Землянка встретила его потревоженным шумом. Оказывается, за время его отсутствия во взводе побывал почтальон — пришли долгожданные весточки из дому. Счастливо улыбавшийся, раскрасневшийся Бачунский показывал Махтурову и Шведову вложенную в письмо фотографию. Протянул и Павлу. На карточке была снята девушка лет двадцати пяти с неулыбчивым, но не строгим, а скорее грустящим лицом, в летной форме. На обратной стороне надпись, сделанная химическим карандашом: «Береги себя и для меня».
— Летчица?
— Ага! — с гордостью подтвердил Бачунский. — Аэроклуб окончила, сейчас в женском авиаполку на «У-2» летает. С характером дивчина. Я ведь после суда перестал ей писать, подумал, тюремщик, не стою. Сама, гляди, через ребят материн адрес достала, пишет, что
Бачунский переживал нескрываемую, неподдельную радость. Видимо, хоть и перестал писать любимой, но не верил, что распадется их связь, надеялся.
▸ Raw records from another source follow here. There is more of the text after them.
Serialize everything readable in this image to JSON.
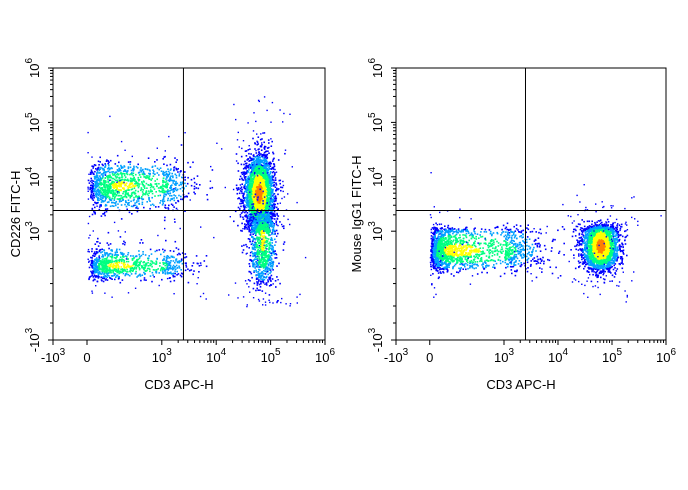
{
  "chart_data": [
    {
      "type": "scatter",
      "subtype": "flow-cytometry-density",
      "xlabel": "CD3 APC-H",
      "ylabel": "CD226 FITC-H",
      "x_scale": "biexponential",
      "y_scale": "biexponential",
      "xlim": [
        -1000,
        1000000
      ],
      "ylim": [
        -1000,
        1000000
      ],
      "x_ticks": [
        {
          "value": -1000,
          "label": "-10",
          "exp": "3"
        },
        {
          "value": 0,
          "label": "0",
          "exp": ""
        },
        {
          "value": 1000,
          "label": "10",
          "exp": "3"
        },
        {
          "value": 10000,
          "label": "10",
          "exp": "4"
        },
        {
          "value": 100000,
          "label": "10",
          "exp": "5"
        },
        {
          "value": 1000000,
          "label": "10",
          "exp": "6"
        }
      ],
      "y_ticks": [
        {
          "value": -1000,
          "label": "-10",
          "exp": "3"
        },
        {
          "value": 1000,
          "label": "10",
          "exp": "3"
        },
        {
          "value": 10000,
          "label": "10",
          "exp": "4"
        },
        {
          "value": 100000,
          "label": "10",
          "exp": "5"
        },
        {
          "value": 1000000,
          "label": "10",
          "exp": "6"
        }
      ],
      "quadrant_gate": {
        "x": 2500,
        "y": 2400
      },
      "populations": [
        {
          "x": 450,
          "y": 7000,
          "spread_x": 0.42,
          "spread_y": 0.22,
          "events": 1200,
          "peak": 0.7
        },
        {
          "x": 400,
          "y": 550,
          "spread_x": 0.42,
          "spread_y": 0.08,
          "events": 900,
          "peak": 0.72
        },
        {
          "x": 60000,
          "y": 5000,
          "spread_x": 0.13,
          "spread_y": 0.34,
          "events": 3200,
          "peak": 1.0
        },
        {
          "x": 70000,
          "y": 900,
          "spread_x": 0.12,
          "spread_y": 0.22,
          "events": 900,
          "peak": 0.7
        }
      ],
      "grid": false,
      "legend": "none"
    },
    {
      "type": "scatter",
      "subtype": "flow-cytometry-density",
      "xlabel": "CD3 APC-H",
      "ylabel": "Mouse IgG1 FITC-H",
      "x_scale": "biexponential",
      "y_scale": "biexponential",
      "xlim": [
        -1000,
        1000000
      ],
      "ylim": [
        -1000,
        1000000
      ],
      "x_ticks": [
        {
          "value": -1000,
          "label": "-10",
          "exp": "3"
        },
        {
          "value": 0,
          "label": "0",
          "exp": ""
        },
        {
          "value": 1000,
          "label": "10",
          "exp": "3"
        },
        {
          "value": 10000,
          "label": "10",
          "exp": "4"
        },
        {
          "value": 100000,
          "label": "10",
          "exp": "5"
        },
        {
          "value": 1000000,
          "label": "10",
          "exp": "6"
        }
      ],
      "y_ticks": [
        {
          "value": -1000,
          "label": "-10",
          "exp": "3"
        },
        {
          "value": 1000,
          "label": "10",
          "exp": "3"
        },
        {
          "value": 10000,
          "label": "10",
          "exp": "4"
        },
        {
          "value": 100000,
          "label": "10",
          "exp": "5"
        },
        {
          "value": 1000000,
          "label": "10",
          "exp": "6"
        }
      ],
      "quadrant_gate": {
        "x": 2500,
        "y": 2400
      },
      "populations": [
        {
          "x": 350,
          "y": 750,
          "spread_x": 0.55,
          "spread_y": 0.09,
          "events": 1700,
          "peak": 0.75
        },
        {
          "x": 60000,
          "y": 800,
          "spread_x": 0.16,
          "spread_y": 0.1,
          "events": 2600,
          "peak": 1.0
        }
      ],
      "grid": false,
      "legend": "none"
    }
  ],
  "colors": {
    "density_scale": [
      "#0000ff",
      "#00a0ff",
      "#00ff80",
      "#ffff00",
      "#ff8000",
      "#ff0000"
    ]
  }
}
И теперь весь лучился от гордости за свою избранницу, за то, что не обманула она его вымученных ожиданий, оказалась верной ему.
Порадовавшись за товарища, Павел сослался на занятость и поспешил выскользнуть из землянки, чтобы избежать нежелательных расспросов или очередного приглашения Махтурова почитать письмо от жены. Как назло, тот, кого меньше всего в такую минуту видеть бы хотел, под руку подвернулся — Рушечкин. Расплылся навстречу в приторной, противной улыбке:
— Вы, командир взвода, кажется, в штабе были? Случайно не узнали, когда нас на передовую погонят?
Как резануло слух это слово «погонят». Но Павел подавил вспышку неприязни, ответил хоть и грубовато, но сдержанно:
— Гоняют, Рушечкин, скот, а мы люди. Я, например, сам на передовую бегом готов бежать. И другие того же хотят, кто человеком себя считает.
Рушечкин последнее его замечание пропустил мимо ушей. Выждав ради приличия, не скажет ли взводный что еще, вздохнул с притворной озабоченностью:
— По-разному судимость-то снимается, Павел Константинович. Может статься, что в первом же бою пуля между глаз застрянет — тоже судимости как не бывало. Ну-с, так вот. А у меня больная жена и двое детей дома остались. Им не снятая судимость нужна, а я — Рушечкин, живой и невредимый.
— Даже трус? — поддел Павел, думая отпугнуть Рушечкина и оградить себя от последующих его излияний. Но Рушечкин вроде не заметил его язвительной колкости.
— Это все лирика, Павел Константинович! А проза жизни в другом. Ну на что, посуди сам, я или, к примеру, ты мертвый, хоть и герой, своей семье нужен? Может, кусок хлеба лишний им с того света послать сможешь? Не пошлешь! А кусок им нужней, чем мое геройство…
— Как эта твоя философия называется, знаешь? — недобро поинтересовался Павел, крайне удивленный фамильярностью обращения Рушечкина, особо разительной при тех натянутых отношениях, которые между ними существовали. Он ожидал смутить, остеречь собеседника, но Рушечкин и на этот раз выказал заметную стойкость и глухоту к его предостережению.
— К чему это, Колычев? Мы же живые люди! Как ни тасуй понятия, а болит-то у всех одинаково.
— Болит-то у всех одинаково! — приходя в тихое бешенство от того, что Рушечкин хотел уличить его в двуличии, подхватил Павел. — Только совесть свою потеряли не все.
— А за что подыхать? За центнер муки и сотню банок тушенки? Жить я хочу! И не скрываю этого!.. Может быть, не столько для себя, сколько ради детей. Кому они без меня нужны?
— Может, для их спасения руки поднимешь да на ту сторону в бою перебежишь?